What powers will the military have?

This will be determined by the regulations, or by the orders, rules and by-laws promulgated in terms of the regulations.  The main difference between a state of emergency and a state of disaster is that certain protections afforded by the Bill of Rights can be suspended in a state of emergency.  The major one is that persons can be detained without trial, subject to a large number of restrictions.  This enables persons to be arrested and detained on a large scale as happened during the states of emergency under apartheid.

Section 37 of the Constitution contains a table which sets out which rights in the Bill of Rights are non-derogable.  The implication is that all other rights can be derogated.  Thus, for example, freedom of movement, freedom of trade and freedom of association can be restricted under the state of emergency, but the rights to equality, human dignity and life cannot be derogated.

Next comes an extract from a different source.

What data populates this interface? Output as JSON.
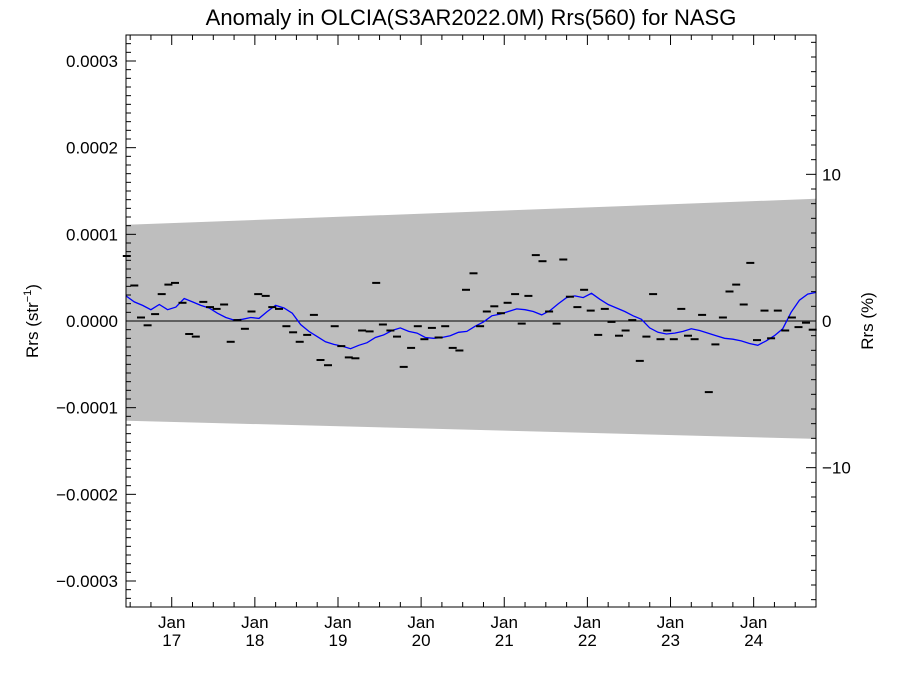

It is impossible to say at this stage what rights the military will have.  But it is possible for them to have rights conferred on them which go beyond those they hold currently.  Thus, for example, the military could be given the right to arrest and detain, a right which currently is only conferred on the police.

What could be the impact on businesses?

The state of emergency can be utilised to restrict movement of persons.  Thus, for example, if there is a particular “hotspot”, movement in and out of that area could be restricted.  That could impact on trade.  Any restrictions on movement could also impact on employees travelling to and from work.  But as already stated, the purpose of a state of emergency is to restore peace and order, not to restrict economic activity in any way.

This is preliminary and speculative advice which can be supplemented if and when a state of emergency is proclaimed, and regulations are promulgated.